Unsurprisingly, portfolio volatility for the firms with the lowest credit ratings is also higher at 20.6% compared to 14.3% for the larger companies with a higher credit rating. Small caps have a delisting rate of 2.38%, 23,700% times greater than that of large caps’ delisting rate of 0.01%. Volatility too is much greater in the small-cap arena when you dig below the surface. The article notes:

“A comparison of the median stock volatility of the highest and lowest quintiles is significantly more striking: the median volatility of the smallest stocks (50.5%) is almost 100% more volatile than the median volatility of the largest stocks (25.5%). Also, the dispersion in stock volatility is much greater for small stocks than for large stocks, with a 25th–75th percentile range of 32.1%–76.0% compared to 19.8%–33.2%, respectively.”

Small-cap returns are worth the risk

This additional volatility and risk of bankruptcy is worth trying to navigate thanks to the higher returns on offer from (high quality) small caps. So far in this series, we’ve seen evidence which shows that the small-cap premium exists, although there’s been little in the way of discussion as to why this premium exists. The Kalesnik and Beck article attempts to answer this question by taking a look at the average bid–ask spreads for each of the size quintiles over the period 1988–2014. The bid–ask spread serves as a proxy for trading costs. Higher trading costs reduce the attractions of equities; some investors will avoid stocks with high bid-ask spreads altogether as it severely limits profitability.

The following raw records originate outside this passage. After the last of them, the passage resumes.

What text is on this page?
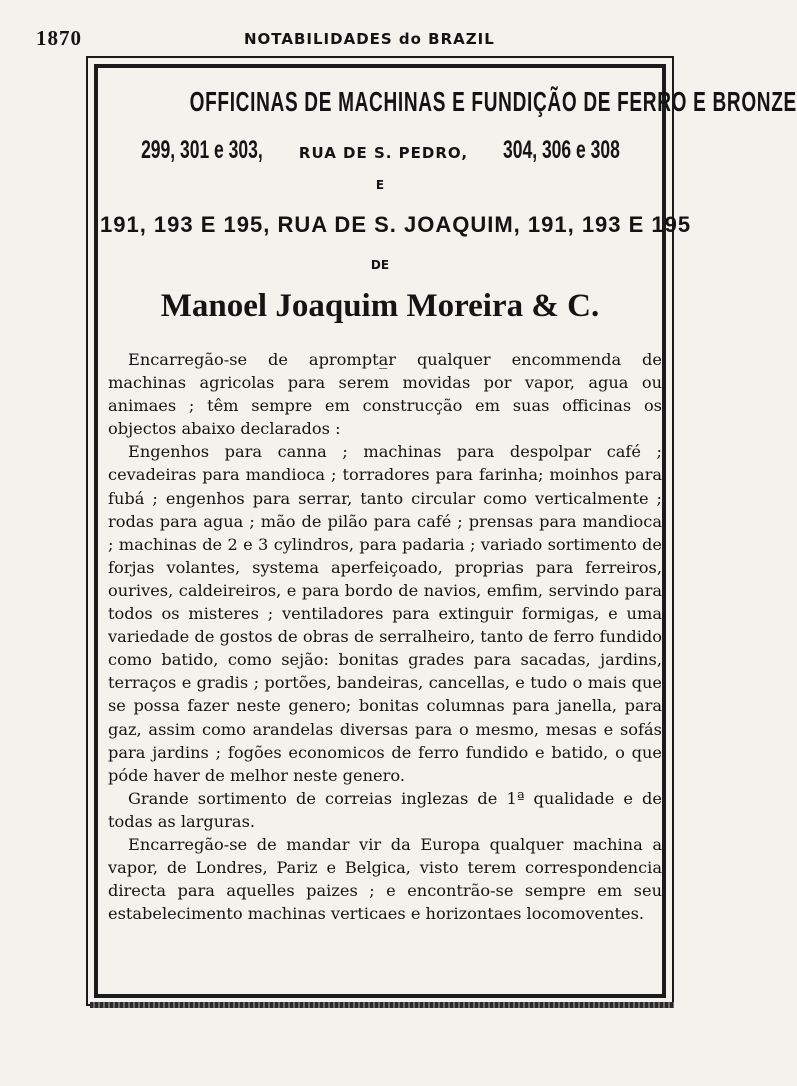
1870	NOTABILIDADES do BRAZIL
OFFICINAS DE MACHINAS E FUNDIÇÃO DE FERRO E BRONZE
299, 301 e 303, RUA DE S. PEDRO, 304, 306 e 308
E
191, 193 E 195, RUA DE S. JOAQUIM, 191, 193 E 195
DE
Manoel Joaquim Moreira & C.

Encarregão-se de aprompta̲r qualquer encommenda de machinas agricolas para serem movidas por vapor, agua ou animaes ; têm sempre em construcção em suas officinas os objectos abaixo declarados :

Engenhos para canna ; machinas para despolpar café ; cevadeiras para mandioca ; torradores para farinha; moinhos para fubá ; engenhos para serrar, tanto circular como verticalmente ; rodas para agua ; mão de pilão para café ; prensas para mandioca ; machinas de 2 e 3 cylindros, para padaria ; variado sortimento de forjas volantes, systema aperfeiçoado, proprias para ferreiros, ourives, caldeireiros, e para bordo de navios, emfim, servindo para todos os misteres ; ventiladores para extinguir formigas, e uma variedade de gostos de obras de serralheiro, tanto de ferro fundido como batido, como sejão: bonitas grades para sacadas, jardins, terraços e gradis ; portões, bandeiras, cancellas, e tudo o mais que se possa fazer neste genero; bonitas columnas para janella, para gaz, assim como arandelas diversas para o mesmo, mesas e sofás para jardins ; fogões economicos de ferro fundido e batido, o que póde haver de melhor neste genero.

Grande sortimento de correias inglezas de 1ª qualidade e de todas as larguras.

Encarregão-se de mandar vir da Europa qualquer machina a vapor, de Londres, Pariz e Belgica, visto terem correspondencia directa para aquelles paizes ; e encontrão-se sempre em seu estabelecimento machinas verticaes e horizontaes locomoventes.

A stock with a spread of 5% instantly gives you a loss of 5% after the initial purchase excluding dealing costs, which is unpalatable to investors. Institutional investors also avoid such equities as the widespread and illiquid market means it’s difficult to build a position. Longer term investors, however, have no need to worry about a 5% spread — especially if they are targeting gains of 100% to 200% in the long term.

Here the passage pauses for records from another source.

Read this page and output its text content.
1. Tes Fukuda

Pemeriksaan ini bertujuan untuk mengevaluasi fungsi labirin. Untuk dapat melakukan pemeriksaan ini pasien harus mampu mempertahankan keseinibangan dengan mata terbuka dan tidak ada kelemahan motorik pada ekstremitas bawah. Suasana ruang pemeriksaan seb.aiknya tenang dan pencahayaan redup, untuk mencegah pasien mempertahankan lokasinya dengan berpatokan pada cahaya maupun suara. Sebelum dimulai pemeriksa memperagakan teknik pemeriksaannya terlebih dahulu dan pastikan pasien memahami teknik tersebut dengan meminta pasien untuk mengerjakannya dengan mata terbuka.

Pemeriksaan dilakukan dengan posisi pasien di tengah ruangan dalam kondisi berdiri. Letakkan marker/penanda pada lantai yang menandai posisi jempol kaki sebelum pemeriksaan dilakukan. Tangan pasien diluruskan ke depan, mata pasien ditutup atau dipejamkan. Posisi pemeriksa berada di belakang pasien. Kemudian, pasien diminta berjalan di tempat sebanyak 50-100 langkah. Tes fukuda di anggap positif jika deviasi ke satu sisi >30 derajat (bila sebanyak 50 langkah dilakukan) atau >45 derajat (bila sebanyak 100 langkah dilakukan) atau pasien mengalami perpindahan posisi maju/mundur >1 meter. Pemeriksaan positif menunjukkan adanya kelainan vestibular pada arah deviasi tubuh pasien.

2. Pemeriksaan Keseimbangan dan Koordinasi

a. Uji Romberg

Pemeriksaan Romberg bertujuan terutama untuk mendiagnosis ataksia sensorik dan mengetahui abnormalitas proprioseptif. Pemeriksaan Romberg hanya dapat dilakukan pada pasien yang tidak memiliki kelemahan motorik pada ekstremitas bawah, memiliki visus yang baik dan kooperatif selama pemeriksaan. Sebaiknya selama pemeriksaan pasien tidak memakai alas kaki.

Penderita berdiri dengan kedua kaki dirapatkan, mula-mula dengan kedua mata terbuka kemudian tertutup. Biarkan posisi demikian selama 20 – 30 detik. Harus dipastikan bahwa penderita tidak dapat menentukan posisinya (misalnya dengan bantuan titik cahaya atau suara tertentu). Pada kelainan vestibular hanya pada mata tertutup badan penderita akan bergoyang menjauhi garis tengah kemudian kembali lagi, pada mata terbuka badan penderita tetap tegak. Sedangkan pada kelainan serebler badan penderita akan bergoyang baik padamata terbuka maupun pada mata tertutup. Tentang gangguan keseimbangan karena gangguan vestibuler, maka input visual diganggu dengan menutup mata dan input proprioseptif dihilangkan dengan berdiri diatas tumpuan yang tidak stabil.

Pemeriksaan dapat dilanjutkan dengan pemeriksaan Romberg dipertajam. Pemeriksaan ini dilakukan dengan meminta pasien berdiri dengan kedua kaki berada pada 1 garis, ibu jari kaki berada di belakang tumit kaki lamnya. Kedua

Still, Kalesnik and Beck find in their article that over the 27 year period studied, the average bid-ask spread for the smallest quintile of the market averaged 4.56%, compared to a spread of 0.46% for the largest quintile. These findings go some way to explaining why the small-cap premium exists and why it is possible to find more mispriced securities in this area of the market than any other.

The authors of the Research Affiliates small-cap article go on to look at the performance of value strategies in large-cap and small-cap universes between 1967 and 2014, and what they find only supports the conclusion that small-cap strategies do outperform but to achieve the best results you have to focus on quality.

The figures show that by using a traditional price-to-book value strategy for large caps over the period studied, investors were able to achieve a return of 13.1% per annum. The same approach used for small caps produces the return of 16.6%. However, where small caps really show the greatest level of outperformance is on the cash flow-to-price value (and quality) metric.

Using this ratio to screen market produced a return of 17% per annum for value small caps, compared to 13% for large-cap peers. What’s more, for the long-short study, the t-stat of the cash flow-to-price metric was significant the 1% level. More evidence that quality small-cap returns are the key to outperformance.